Obscure ethnic wildcard: mooncakes are proof that my people shouldn’t make desserts
Mooncakes are a seasonal tradition during the Mid-Autumn Festival, in a bunch of Asian countries. They’re basically a pastry shell wrapped around dense, sweet paste. Usually that paste is made of mung beans, but variations include fruit, sesame seeds, etc.
The thing that gets me is that to represent the full moon, there’s sometimes a salted egg yolk in the middle. Biting into one unexpectedly is slightly traumatic. This is why most Chinese people eat fruit after a meal, and why there’s a limited selection of desserts on a Chinese menu. Sweets aren’t our culinary strong suit.

Co Co Sala’s chocolate boutique

Walking back to the car after lunch at Ella’s, a Co Co Sala sign beckoned me and Mr. X-sXe: “Frozen Co Co.” It was 90+ degrees, and humid as a devil’s armpit. We dutifully went inside.

CoCo Sala opened a chocolate boutique adjacent to their main restaurant about a year ago. As we waited for our drink to be blended, we checked out the high-end goodies. “Chocolate-enrobed bacon,” read one sign. It brought back memories of the mac and cheese I’d had here a couple years ago, which came with a piece of said bacon. Although a little too chewy, it actually went well with the mac.

Finally, the frozen “co co” emerged. It’s made with ganache (chocolate + cream), ice, and chocolate shavings. Liquefied brownie meets Frappuccino. Delicious, yes. But if you’re looking for something light and refreshing on a hot summer day, this isn’t it.

While inside, Mr. X-sXe was taken by the fetching display of individual chocolates. Next thing you know, we walk out with a box of 4 for $10. At that price, it almost hurts to eat them. Our flavors were pistachio, lemon, co cojito, and banana ginger. While they were all good, I can only get so excited about filled chocolates. Doesn’t matter how high end they are—they always bring back memories of the Whitman’s samplers we’d get at the drugstore as kids (“I want the chocolate-covered cherry!”). Damn you for ruining filled chocolates for me, Whitman’s.


Cow, we won’t need your services today (vegan cake from Elizabeth’s Gone Raw)

Mr. X-sXe and I tried Elizabeth’s Gone Raw a few weekends ago, an all-raw, vegan restaurant in a townhouse near McPherson Square. Never having been to an all-raw place before, I wasn’t expecting an amazing taste experience. But wow. From spicy kale chips to truffled mushrooms to a creative interpretation of cannelloni, we walked away thinking we could eat like that every day (if we had a raw personal chef). Especially since I’m a lactose-intolerant Asian who could evacuate a small auditorium after consuming dairy.

What’s also cool about this place is they list every ingredient that goes into their dishes. Imagine if other places did that—it’d probably make you hesitate when you saw how much butter, cream, and sugar is sneaked into restaurant fare.

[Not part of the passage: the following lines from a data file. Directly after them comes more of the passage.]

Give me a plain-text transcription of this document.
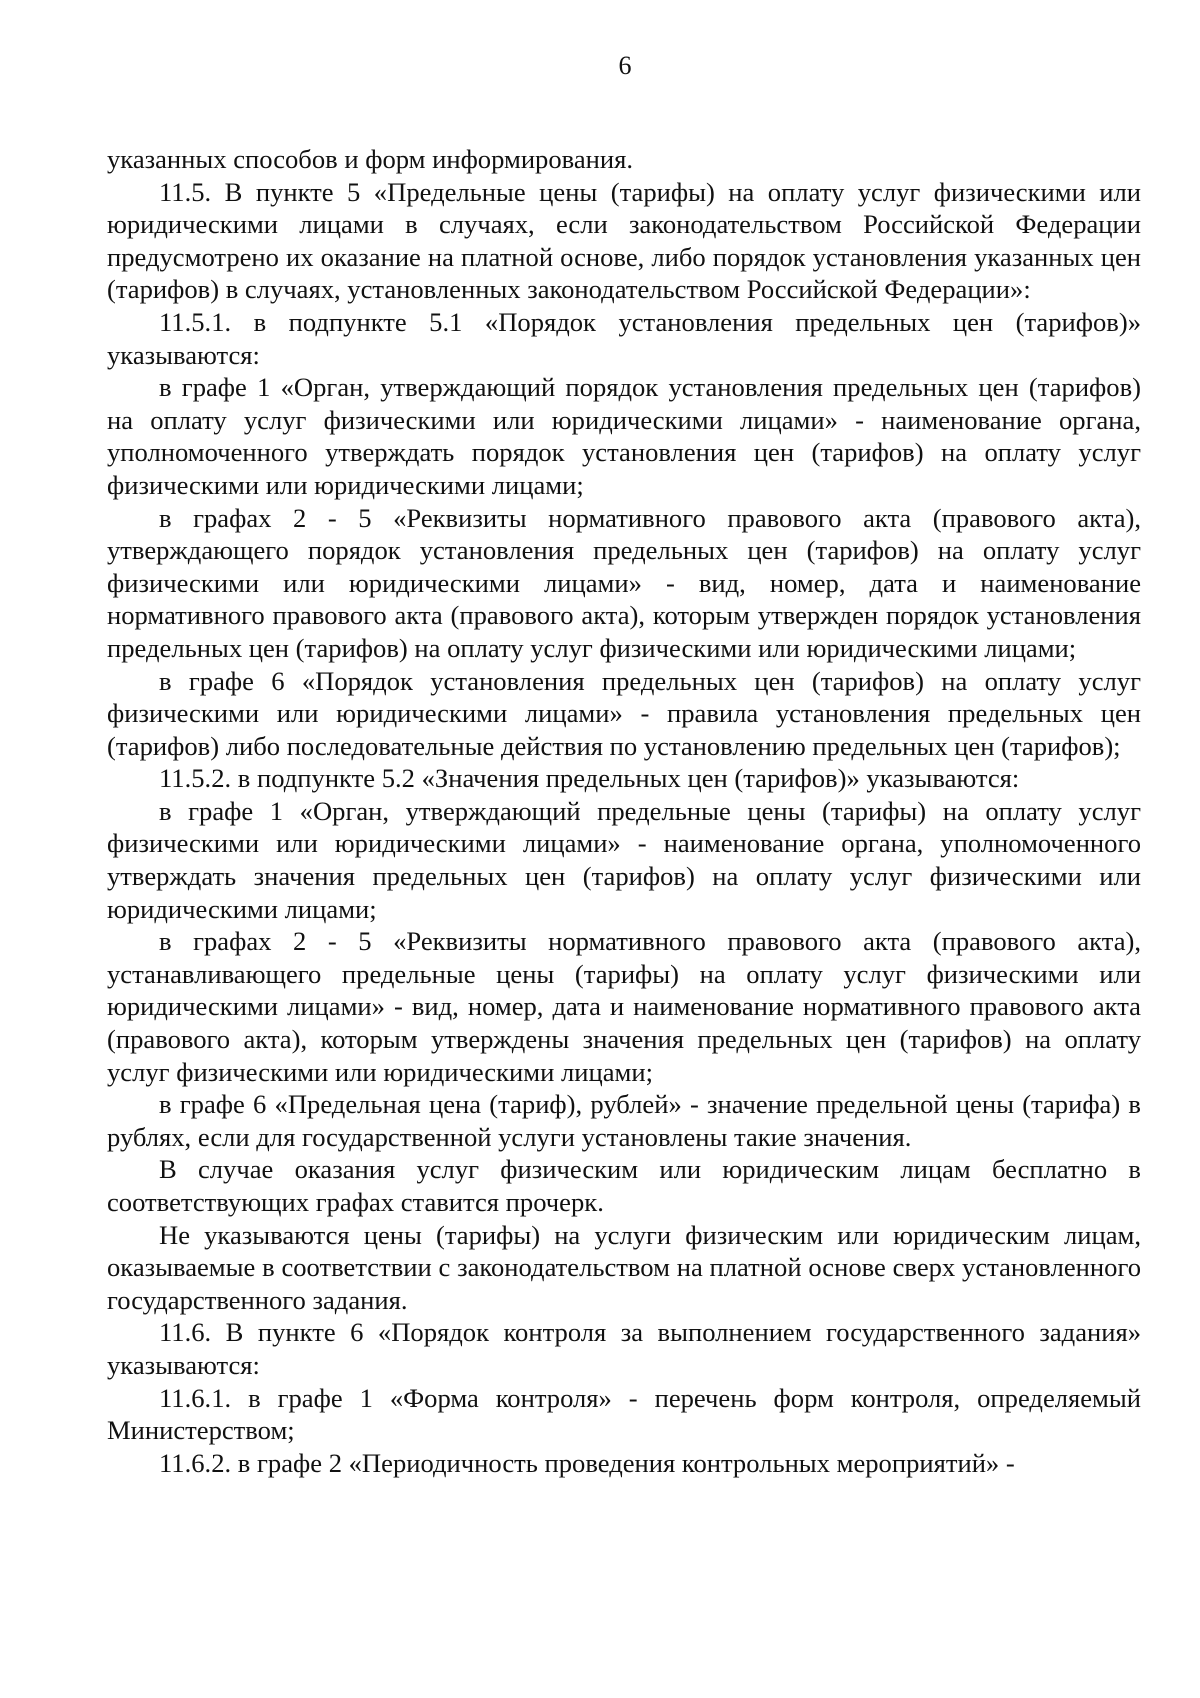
6

указанных способов и форм информирования.

11.5. В пункте 5 «Предельные цены (тарифы) на оплату услуг физическими или юридическими лицами в случаях, если законодательством Российской Федерации предусмотрено их оказание на платной основе, либо порядок установления указанных цен (тарифов) в случаях, установленных законодательством Российской Федерации»:

11.5.1. в подпункте 5.1 «Порядок установления предельных цен (тарифов)» указываются:

в графе 1 «Орган, утверждающий порядок установления предельных цен (тарифов) на оплату услуг физическими или юридическими лицами» - наименование органа, уполномоченного утверждать порядок установления цен (тарифов) на оплату услуг физическими или юридическими лицами;

в графах 2 - 5 «Реквизиты нормативного правового акта (правового акта), утверждающего порядок установления предельных цен (тарифов) на оплату услуг физическими или юридическими лицами» - вид, номер, дата и наименование нормативного правового акта (правового акта), которым утвержден порядок установления предельных цен (тарифов) на оплату услуг физическими или юридическими лицами;

в графе 6 «Порядок установления предельных цен (тарифов) на оплату услуг физическими или юридическими лицами» - правила установления предельных цен (тарифов) либо последовательные действия по установлению предельных цен (тарифов);

11.5.2. в подпункте 5.2 «Значения предельных цен (тарифов)» указываются:

в графе 1 «Орган, утверждающий предельные цены (тарифы) на оплату услуг физическими или юридическими лицами» - наименование органа, уполномоченного утверждать значения предельных цен (тарифов) на оплату услуг физическими или юридическими лицами;

в графах 2 - 5 «Реквизиты нормативного правового акта (правового акта), устанавливающего предельные цены (тарифы) на оплату услуг физическими или юридическими лицами» - вид, номер, дата и наименование нормативного правового акта (правового акта), которым утверждены значения предельных цен (тарифов) на оплату услуг физическими или юридическими лицами;

в графе 6 «Предельная цена (тариф), рублей» - значение предельной цены (тарифа) в рублях, если для государственной услуги установлены такие значения.

В случае оказания услуг физическим или юридическим лицам бесплатно в соответствующих графах ставится прочерк.

Не указываются цены (тарифы) на услуги физическим или юридическим лицам, оказываемые в соответствии с законодательством на платной основе сверх установленного государственного задания.

11.6. В пункте 6 «Порядок контроля за выполнением государственного задания» указываются:

11.6.1. в графе 1 «Форма контроля» - перечень форм контроля, определяемый Министерством;

11.6.2. в графе 2 «Периодичность проведения контрольных мероприятий» -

So here’s the dessert that capped off the meal, a cacao layered cake with goji berries and chocolate mousse. Ingredients, for those wondering: almond milk, agave, maple syrup, vanilla extract, coconut oil, almonds, maca and cacao powder, goji berries, cashew flour.

The cake was divinely rich, with layers of chocolate mousse, nuts, and hints of coconut mingling at the party in your mouth. My only gripe is that the sauce was too earthy to do it justice. The chocolatey-ness screamed for a tarter accompaniment. Regardless, we scraped our plates clean.

PS: Live Green DC card holders can eat at Elizabeth’s for half-price every 3 months. So it’s 2 for $75, as opposed to $75 each, for 5 courses. Given the tasty food, good service, and unique townhouse setting, it’s not a bad deal.